Iniciamos el camino en el puerto de la Morcuera (era la una menos cuarto de la noche) y, el lugar de subir directamente a la Najarra, la bordeamos hasta ganar altura en Bailanderos (2135 m de altitud). A partir de aquí nos moveremos por encima de los dos mil metros, hasta superar la cota máxima en Cabeza de Hierro mayor ((2327 m). En Asómate de Hoyos caminamos por ese terreno abrupto, de grandes rocas sueltas que dificultan la marcha debido a la escasez de luz (la que proporcionaban nuestras linternas frontales). La loma del Pandasco nos acerca hasta la más alta de las dos Cabezas de Hierro, donde llegamos a las tres de la madrugada. Hace un frío del carajo y tomamos un tentempié protegidos del viento helador tras el vértice geológico que marca la máxima altitud de este sector serrano. Si subir la Cabeza mayor es trabajoso por lo empinado y largo del ascenso, atravesar la Cabeza menor es un ejercicio de equilibrio entre rocas de gran envergadura, resbaladizas a causa de la lluvia.
En nuestro caminar, enturbiamos la placidez de una vacada, sorprendida por la presencia de tanto bípedo mochilero, y casi la atropellamos. El toro que cuida de la familia vacuna nos mira desconcertado, temeroso de esa pandilla de bípedos alborotadores que casi se da de bruces con él. El pobre, a pesar de sus atributos bien visibles (que, como los Papas medievales, duos habet, et bene pendentes) más que temor da pena al ver su desconcierto.

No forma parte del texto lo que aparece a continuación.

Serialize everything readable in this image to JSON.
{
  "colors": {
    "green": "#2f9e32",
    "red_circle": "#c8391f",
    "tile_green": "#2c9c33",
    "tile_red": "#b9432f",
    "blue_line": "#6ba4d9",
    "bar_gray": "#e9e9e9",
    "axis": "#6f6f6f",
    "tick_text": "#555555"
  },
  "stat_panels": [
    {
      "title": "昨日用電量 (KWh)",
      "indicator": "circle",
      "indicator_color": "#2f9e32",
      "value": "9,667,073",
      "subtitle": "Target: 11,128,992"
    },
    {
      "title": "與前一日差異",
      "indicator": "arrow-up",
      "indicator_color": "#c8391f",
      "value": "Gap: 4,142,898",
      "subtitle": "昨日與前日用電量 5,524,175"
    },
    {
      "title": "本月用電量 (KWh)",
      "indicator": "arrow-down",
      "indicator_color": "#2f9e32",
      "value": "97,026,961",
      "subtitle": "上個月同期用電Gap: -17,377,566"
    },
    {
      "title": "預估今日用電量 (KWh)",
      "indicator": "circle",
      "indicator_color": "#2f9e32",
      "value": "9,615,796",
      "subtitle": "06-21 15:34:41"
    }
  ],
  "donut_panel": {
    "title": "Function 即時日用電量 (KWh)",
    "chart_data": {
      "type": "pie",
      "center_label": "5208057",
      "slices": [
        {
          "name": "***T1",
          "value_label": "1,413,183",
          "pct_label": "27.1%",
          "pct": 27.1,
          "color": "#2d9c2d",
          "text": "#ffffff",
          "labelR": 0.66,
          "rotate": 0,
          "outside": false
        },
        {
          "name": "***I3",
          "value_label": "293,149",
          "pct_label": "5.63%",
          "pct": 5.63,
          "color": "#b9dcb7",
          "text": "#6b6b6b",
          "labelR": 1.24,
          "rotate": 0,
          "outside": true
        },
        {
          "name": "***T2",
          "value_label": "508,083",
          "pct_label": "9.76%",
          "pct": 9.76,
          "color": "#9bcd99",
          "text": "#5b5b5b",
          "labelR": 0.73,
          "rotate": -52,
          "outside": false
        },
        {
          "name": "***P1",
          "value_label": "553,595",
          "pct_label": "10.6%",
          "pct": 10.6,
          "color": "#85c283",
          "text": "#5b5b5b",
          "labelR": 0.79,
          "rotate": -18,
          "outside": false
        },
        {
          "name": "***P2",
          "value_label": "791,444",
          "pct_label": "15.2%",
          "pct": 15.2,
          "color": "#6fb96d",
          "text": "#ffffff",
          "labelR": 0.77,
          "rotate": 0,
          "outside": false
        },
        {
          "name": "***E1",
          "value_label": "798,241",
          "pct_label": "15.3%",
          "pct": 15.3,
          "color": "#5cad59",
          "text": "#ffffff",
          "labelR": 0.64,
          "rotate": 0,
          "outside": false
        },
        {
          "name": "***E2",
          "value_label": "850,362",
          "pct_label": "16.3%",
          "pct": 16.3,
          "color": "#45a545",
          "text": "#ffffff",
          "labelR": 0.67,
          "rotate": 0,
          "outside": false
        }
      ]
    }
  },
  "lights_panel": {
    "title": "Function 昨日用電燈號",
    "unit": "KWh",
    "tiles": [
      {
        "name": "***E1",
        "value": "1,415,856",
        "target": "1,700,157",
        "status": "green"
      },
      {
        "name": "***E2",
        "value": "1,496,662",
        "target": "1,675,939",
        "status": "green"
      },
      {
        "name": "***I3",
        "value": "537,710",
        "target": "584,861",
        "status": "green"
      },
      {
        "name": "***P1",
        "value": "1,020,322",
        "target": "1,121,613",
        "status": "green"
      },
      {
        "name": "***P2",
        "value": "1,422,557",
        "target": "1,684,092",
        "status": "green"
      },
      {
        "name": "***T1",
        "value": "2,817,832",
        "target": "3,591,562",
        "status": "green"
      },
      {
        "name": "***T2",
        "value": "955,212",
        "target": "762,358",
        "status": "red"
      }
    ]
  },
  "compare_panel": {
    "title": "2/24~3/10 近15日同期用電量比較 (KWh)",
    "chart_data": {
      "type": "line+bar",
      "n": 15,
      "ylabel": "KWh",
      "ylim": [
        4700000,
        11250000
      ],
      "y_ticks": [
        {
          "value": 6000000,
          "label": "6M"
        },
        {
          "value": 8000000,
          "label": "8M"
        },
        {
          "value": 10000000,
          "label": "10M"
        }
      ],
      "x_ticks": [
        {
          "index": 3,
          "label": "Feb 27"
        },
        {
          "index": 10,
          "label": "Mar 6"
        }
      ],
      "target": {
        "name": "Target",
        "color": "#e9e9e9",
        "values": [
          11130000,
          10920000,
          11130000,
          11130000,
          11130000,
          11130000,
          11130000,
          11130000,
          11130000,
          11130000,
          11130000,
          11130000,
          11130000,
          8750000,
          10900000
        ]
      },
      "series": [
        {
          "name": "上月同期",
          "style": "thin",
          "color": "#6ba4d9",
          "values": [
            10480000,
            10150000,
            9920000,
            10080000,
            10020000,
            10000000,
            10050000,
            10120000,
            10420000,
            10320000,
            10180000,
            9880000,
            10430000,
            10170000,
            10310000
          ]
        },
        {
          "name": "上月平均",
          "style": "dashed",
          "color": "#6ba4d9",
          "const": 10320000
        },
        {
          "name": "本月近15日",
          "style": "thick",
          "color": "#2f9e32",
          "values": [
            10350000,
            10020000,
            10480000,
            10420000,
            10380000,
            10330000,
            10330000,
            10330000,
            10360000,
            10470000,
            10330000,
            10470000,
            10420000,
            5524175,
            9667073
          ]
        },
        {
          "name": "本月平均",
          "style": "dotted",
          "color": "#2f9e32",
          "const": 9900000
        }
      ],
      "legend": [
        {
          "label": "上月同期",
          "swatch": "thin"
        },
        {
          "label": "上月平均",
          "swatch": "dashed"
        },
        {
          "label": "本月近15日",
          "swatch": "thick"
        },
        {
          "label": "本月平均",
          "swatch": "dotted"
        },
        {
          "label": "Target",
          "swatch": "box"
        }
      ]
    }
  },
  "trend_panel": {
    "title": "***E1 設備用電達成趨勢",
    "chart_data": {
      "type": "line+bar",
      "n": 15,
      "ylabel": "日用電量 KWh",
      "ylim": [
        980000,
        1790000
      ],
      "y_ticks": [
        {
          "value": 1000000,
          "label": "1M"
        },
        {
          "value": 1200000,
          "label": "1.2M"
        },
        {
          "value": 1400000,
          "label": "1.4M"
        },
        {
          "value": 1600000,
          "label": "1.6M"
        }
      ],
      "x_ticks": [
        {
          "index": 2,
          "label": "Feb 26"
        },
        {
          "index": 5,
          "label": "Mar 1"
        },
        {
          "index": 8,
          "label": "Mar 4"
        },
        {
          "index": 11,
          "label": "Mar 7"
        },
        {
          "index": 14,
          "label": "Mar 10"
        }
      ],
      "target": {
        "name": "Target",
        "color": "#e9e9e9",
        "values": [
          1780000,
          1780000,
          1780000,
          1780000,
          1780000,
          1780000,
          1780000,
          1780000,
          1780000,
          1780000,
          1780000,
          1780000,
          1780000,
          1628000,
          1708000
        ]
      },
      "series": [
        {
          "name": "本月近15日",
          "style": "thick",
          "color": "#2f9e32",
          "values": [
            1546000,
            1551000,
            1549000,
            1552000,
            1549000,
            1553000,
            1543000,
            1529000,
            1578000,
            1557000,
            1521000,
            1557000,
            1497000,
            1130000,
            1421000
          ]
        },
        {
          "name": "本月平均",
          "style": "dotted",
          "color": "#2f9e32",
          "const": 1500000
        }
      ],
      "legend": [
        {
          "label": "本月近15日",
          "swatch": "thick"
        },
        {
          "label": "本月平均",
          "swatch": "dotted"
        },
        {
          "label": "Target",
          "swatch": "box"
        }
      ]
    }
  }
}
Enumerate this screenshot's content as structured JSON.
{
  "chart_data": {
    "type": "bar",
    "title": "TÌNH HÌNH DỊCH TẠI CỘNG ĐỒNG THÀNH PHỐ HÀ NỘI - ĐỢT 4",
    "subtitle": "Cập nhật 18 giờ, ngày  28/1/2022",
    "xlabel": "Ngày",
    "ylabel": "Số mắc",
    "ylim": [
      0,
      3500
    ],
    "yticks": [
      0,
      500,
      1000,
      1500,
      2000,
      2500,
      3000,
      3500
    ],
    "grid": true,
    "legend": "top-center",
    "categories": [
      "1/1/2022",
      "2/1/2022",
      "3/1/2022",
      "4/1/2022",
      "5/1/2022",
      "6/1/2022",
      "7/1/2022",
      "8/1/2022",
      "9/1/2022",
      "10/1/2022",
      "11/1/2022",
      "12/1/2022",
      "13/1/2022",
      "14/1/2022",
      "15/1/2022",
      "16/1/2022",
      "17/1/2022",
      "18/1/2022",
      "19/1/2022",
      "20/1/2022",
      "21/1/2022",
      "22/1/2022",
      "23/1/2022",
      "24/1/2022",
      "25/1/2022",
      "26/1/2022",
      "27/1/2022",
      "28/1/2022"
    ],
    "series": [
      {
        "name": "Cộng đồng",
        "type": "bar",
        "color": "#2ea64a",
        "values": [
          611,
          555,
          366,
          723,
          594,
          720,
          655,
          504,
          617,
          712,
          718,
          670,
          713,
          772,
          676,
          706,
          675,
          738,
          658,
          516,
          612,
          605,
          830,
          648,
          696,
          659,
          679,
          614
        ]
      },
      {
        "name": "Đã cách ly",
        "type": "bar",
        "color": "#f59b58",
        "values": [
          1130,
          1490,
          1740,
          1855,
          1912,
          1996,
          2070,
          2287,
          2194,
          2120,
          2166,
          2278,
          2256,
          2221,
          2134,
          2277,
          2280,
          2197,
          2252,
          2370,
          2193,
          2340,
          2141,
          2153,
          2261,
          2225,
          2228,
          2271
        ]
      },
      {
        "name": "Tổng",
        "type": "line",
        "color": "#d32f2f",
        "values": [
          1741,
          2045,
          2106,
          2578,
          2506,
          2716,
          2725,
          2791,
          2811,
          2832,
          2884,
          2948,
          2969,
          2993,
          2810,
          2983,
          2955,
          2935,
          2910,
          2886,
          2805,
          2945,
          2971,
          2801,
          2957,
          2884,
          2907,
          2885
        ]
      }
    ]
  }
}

No eran bastantes los picos que hemos hecho en nuestro recorrido, ya que todavía tenemos ante nosotros la subida al cerro de Valdemartín (2284 m). Por estas trochas nos amanece, cerca de las seis de la madrugada, y empiezan a aparecer los perfiles serranos: el macizo del Peñalara con los Carpetanos, las crestas de Siete Picos y el Montón de Trigo asomando por detrás; al fondo, la segoviana Mujer Muerta. Frente a nosotros, la Bola del Mundo – nuestro objetivo antes de emprender la bajada al puerto de Navacerrada – y, a su izquierda, el peñote impresionante de la Maliciosa. Unas vistas que alegran al cansado montañero y que son un privilegio sólo al alcance de los ojos de los esforzados que castigamos las botas por estos andurriales y a tales horas. La bajada al puerto, desde la Bola (alto de las Guarramillas), es esa interminable pista de cemento que baja en zigzag y que resulta siempre tan aburrida. Pero, bueno, estamos casi al final de nuestra caminata y es cuesta abajo. La amanecida es luminosa, el piorno en flor aromatiza el ambiente, y se camina con la despreocupación de estar a punto de alcanzar el objetivo propuesto: el puerto de Navacerrada, donde nos espera el bus con la ropa seca para cambiarnos y las cafeterías donde tomar ese cafelito reparador que entona el cuerpo y alivia de las penalidades pasadas.
De aquí, regresamos a Madrid dando cabezadas en el autobús. Luego, la ducha calentita, el pijama y unas pocas horas de sueño. Un placer bien merecido tras casi ocho horas de caminata por esos andurriales abruptos.
Las fotos que dejo aquí no son buenas (hechas con una cámara de turista), pero sirvan como testimonio de nuestra paseata nocturna. También queda esa mía, para que se vea de qué guisa terminé la aventura.